German Foreign Minister Heiko Maas congratulating US President-elect Joe Biden, on his 2020 American presidential election win, riled the China Daily's Brussels bureau to respond with obscene language, triggering a row.
On Saturday, Maas tweeted to say that the German government looks forward to working together with Biden and Vice President-elect Kamala Harris stating that both countries will be able to "solve many international challenges if we join our forces".
The "challenges" Maas referred to included China, climate protection and global fight against the coronavirus pandemic "We intend to put forward concrete proposals on how we can close ranks as a transatlantic community -- be it with regard to players such as China, climate protection or the global fight against the COVID-19 pandemic," he said.
Following Maas' statement, Chen Weihua, the EU Bureau Chief of Beijing's state-run China Daily took to Twitter and called the Foreign Minister as "The f***ing Mass". However, he later removed the tweet and said, "I can see nothing but hate for China from Maas.

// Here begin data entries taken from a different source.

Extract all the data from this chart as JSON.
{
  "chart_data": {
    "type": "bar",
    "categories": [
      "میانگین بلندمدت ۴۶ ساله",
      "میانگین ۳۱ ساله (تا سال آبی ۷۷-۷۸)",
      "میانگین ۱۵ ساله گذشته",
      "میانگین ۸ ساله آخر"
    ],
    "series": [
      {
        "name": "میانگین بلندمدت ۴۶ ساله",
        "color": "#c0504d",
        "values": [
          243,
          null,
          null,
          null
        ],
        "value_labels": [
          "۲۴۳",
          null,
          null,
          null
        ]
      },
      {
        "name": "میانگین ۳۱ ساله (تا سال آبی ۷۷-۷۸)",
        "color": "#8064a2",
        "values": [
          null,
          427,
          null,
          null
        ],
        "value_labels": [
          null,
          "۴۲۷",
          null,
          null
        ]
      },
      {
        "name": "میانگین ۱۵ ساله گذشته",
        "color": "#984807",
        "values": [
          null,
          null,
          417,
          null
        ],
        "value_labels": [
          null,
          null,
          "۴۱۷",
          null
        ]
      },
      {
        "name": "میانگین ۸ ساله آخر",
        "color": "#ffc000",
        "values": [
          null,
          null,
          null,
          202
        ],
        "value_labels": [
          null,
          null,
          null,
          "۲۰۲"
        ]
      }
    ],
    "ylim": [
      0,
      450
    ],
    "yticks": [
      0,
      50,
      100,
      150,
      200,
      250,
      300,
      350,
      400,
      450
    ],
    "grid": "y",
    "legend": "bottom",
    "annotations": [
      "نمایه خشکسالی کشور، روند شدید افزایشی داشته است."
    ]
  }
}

It only applies to him." Incidentally, China is among a handful of countries who have declined to congratulate Joe Biden as the winner of the US presidential election, saying the outcome of the vote was still to be determined.

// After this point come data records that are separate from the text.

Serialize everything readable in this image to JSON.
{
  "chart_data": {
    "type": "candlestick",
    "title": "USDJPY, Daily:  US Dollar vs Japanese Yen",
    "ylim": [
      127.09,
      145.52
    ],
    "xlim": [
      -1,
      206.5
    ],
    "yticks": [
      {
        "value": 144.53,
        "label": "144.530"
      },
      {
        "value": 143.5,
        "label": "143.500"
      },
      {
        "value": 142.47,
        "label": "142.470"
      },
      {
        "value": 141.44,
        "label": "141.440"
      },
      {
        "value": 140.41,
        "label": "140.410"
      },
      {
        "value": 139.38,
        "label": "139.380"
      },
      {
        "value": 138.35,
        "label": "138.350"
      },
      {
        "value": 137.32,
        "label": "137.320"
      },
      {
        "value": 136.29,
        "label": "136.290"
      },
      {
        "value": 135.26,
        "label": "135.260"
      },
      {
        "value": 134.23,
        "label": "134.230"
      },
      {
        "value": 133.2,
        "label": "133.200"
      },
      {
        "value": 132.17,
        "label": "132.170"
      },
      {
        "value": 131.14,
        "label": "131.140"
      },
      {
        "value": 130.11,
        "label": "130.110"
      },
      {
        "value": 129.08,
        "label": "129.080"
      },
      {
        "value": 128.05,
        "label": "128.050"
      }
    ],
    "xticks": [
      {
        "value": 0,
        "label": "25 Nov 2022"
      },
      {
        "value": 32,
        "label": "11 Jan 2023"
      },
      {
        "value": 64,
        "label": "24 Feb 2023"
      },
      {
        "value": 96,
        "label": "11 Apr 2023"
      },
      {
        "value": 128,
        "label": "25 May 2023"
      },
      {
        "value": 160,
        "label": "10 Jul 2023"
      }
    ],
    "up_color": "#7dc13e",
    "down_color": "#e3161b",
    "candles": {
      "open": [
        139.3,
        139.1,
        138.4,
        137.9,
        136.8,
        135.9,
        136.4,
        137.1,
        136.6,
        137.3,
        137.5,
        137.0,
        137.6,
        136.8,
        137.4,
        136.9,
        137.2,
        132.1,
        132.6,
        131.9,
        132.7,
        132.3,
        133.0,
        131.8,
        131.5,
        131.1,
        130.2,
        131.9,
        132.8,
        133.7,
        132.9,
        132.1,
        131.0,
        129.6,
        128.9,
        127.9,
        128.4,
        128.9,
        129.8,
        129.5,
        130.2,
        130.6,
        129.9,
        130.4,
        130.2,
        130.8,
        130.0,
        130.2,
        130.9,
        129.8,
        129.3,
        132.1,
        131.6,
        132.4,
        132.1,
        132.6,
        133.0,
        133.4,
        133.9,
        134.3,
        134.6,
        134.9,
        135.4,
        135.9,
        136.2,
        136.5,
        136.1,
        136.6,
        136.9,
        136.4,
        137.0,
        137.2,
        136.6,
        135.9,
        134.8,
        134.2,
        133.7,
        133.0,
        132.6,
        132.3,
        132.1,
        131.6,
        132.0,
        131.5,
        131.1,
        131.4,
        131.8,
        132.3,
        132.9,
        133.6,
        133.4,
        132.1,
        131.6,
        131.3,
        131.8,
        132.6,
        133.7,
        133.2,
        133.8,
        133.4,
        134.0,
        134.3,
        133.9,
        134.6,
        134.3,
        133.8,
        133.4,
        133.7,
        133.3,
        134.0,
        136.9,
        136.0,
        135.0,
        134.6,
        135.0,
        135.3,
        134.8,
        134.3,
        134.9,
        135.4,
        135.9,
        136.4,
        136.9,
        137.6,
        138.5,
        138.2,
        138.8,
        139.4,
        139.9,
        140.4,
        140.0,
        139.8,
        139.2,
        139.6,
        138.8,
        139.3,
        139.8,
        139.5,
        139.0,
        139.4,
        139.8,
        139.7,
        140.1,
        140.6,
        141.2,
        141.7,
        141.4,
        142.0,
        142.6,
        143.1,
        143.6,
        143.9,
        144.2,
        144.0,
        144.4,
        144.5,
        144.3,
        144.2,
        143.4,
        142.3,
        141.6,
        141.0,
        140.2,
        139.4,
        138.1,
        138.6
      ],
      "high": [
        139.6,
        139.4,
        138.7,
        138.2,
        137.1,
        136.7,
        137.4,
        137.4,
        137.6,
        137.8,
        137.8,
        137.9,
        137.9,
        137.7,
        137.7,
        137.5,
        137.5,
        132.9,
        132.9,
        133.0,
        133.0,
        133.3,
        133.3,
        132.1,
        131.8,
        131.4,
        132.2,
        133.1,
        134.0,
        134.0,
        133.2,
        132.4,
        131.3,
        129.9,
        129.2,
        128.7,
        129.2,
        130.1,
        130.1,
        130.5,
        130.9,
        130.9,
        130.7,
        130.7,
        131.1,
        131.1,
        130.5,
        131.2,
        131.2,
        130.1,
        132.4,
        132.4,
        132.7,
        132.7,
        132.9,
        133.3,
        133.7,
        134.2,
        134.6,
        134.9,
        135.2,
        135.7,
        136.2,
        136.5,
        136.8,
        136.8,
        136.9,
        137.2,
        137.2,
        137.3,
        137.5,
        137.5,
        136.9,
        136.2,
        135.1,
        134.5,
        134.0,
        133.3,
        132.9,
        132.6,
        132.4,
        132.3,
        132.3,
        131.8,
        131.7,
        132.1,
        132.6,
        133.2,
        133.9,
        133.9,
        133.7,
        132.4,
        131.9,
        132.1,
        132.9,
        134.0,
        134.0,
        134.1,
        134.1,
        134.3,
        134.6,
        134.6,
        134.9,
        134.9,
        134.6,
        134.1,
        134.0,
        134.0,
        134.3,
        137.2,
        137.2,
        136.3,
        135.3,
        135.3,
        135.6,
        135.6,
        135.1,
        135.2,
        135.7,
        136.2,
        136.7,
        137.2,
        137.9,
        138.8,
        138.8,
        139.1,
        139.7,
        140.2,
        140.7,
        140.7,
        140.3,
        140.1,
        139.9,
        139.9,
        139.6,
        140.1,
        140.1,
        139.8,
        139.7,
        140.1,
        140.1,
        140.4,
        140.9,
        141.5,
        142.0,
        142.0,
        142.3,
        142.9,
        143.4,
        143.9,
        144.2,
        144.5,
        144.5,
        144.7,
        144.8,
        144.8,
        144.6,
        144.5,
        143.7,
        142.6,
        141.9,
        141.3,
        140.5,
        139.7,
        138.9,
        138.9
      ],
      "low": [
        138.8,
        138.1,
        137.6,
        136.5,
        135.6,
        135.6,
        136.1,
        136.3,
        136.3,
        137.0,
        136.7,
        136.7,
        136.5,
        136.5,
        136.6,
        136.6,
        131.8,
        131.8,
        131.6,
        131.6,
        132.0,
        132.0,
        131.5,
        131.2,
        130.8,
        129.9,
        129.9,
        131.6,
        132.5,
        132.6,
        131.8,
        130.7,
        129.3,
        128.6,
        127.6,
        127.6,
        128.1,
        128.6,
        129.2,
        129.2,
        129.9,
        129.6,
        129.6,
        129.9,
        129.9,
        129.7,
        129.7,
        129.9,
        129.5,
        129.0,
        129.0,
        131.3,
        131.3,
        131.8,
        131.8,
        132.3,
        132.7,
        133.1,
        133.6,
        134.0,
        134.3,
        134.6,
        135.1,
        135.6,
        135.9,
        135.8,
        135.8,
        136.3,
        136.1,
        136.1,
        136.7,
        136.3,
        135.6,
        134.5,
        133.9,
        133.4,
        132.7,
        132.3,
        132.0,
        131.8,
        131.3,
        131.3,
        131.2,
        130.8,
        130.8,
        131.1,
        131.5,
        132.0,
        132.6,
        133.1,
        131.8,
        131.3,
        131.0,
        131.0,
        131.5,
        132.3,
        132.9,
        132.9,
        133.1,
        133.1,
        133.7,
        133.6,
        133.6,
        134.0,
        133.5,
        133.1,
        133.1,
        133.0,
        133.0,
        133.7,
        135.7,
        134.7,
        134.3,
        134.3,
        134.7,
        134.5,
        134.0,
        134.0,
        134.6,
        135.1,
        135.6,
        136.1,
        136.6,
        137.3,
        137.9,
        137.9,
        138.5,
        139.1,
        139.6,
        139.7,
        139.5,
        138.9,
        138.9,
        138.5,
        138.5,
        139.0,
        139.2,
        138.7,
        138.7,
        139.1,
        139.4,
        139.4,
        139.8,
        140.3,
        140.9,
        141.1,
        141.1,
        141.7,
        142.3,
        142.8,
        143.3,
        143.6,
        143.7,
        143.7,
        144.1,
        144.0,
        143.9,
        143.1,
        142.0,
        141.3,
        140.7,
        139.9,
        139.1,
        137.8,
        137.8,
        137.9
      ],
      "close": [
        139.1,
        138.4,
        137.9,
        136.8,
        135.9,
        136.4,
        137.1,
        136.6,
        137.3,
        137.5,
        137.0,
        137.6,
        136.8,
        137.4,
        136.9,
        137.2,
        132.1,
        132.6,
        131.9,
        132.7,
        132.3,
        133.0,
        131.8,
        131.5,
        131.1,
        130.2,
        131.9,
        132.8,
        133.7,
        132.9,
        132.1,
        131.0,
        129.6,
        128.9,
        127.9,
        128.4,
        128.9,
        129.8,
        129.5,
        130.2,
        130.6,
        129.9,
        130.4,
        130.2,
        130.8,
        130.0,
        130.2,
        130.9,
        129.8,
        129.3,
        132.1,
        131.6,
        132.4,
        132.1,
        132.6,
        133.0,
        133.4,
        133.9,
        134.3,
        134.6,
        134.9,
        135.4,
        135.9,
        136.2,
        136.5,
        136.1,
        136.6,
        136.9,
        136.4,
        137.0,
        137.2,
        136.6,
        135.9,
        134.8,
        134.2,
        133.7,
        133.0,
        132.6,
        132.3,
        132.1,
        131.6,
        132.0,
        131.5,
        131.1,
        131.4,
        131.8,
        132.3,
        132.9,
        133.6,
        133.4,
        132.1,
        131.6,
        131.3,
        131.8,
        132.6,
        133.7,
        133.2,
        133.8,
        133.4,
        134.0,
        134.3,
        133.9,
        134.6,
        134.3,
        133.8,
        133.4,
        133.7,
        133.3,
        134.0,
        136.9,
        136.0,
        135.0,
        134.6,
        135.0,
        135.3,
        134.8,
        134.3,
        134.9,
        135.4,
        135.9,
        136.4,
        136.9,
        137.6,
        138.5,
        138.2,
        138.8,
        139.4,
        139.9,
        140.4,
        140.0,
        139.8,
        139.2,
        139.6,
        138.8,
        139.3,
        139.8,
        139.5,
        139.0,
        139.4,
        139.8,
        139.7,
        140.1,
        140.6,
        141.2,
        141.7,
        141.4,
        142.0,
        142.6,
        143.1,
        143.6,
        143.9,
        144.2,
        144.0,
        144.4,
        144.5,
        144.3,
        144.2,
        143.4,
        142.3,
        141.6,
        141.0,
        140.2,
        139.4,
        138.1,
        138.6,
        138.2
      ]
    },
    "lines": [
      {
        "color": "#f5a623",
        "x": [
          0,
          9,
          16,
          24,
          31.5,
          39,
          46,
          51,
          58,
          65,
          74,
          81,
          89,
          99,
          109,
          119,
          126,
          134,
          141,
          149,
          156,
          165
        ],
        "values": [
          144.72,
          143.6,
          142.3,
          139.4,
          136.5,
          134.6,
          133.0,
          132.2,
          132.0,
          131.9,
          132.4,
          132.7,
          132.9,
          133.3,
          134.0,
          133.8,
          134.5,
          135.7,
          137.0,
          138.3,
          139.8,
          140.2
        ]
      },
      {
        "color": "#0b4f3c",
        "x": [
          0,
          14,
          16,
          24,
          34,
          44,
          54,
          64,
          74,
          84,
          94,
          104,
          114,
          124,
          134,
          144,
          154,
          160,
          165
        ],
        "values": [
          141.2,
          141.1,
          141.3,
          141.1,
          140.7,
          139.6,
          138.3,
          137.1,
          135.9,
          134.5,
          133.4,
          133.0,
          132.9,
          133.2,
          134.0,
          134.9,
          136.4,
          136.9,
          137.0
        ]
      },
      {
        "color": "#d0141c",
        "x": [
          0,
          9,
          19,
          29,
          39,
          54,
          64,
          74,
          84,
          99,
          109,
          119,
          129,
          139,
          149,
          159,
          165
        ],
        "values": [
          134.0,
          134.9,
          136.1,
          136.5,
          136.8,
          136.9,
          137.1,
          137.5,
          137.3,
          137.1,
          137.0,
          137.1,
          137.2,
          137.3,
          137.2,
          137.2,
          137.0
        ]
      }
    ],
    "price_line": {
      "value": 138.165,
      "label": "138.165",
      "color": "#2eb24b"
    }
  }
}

While leaders around the world rushed to congratulate Biden on his election victory, Russia, China, Mexico and Brazil are yet to officially wish him.

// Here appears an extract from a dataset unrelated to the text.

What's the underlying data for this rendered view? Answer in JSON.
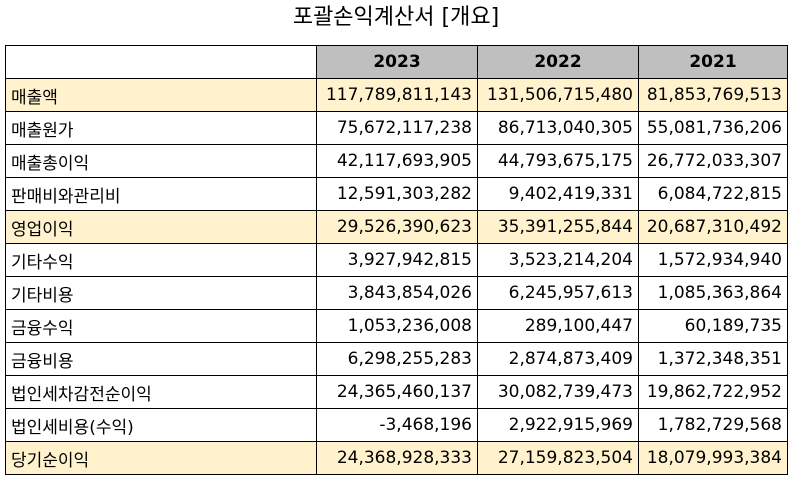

On when President Xi Jinping would offer his congratulations, Wang Webin, Chinese Foreign Ministry Spokesperson side-stepped the question and said only that China would "act according to international customary practice".
Chinese foreign policy specialists have said they expect tensions between the US and China to continue under the Biden presidency.
At times during the election campaign, Biden took a tough line on China, calling Xi a "thug". His campaign has also signaled that he will call out China on its repressive policies in the far western region of Xinjiang.
Wang said China remained resolute in protecting its sovereignty and hoped the next US administration would "meet China halfway".
Meanwhile, Germany, which holds the rotating presidency of the European Union had in August this year suspended its extradition agreement with Hong Kong. Germany took the move after the disqualification of 12 pro-democracy candidates from legislative elections and a subsequent decision to postpone the elections.
The decision was severely criticised by China.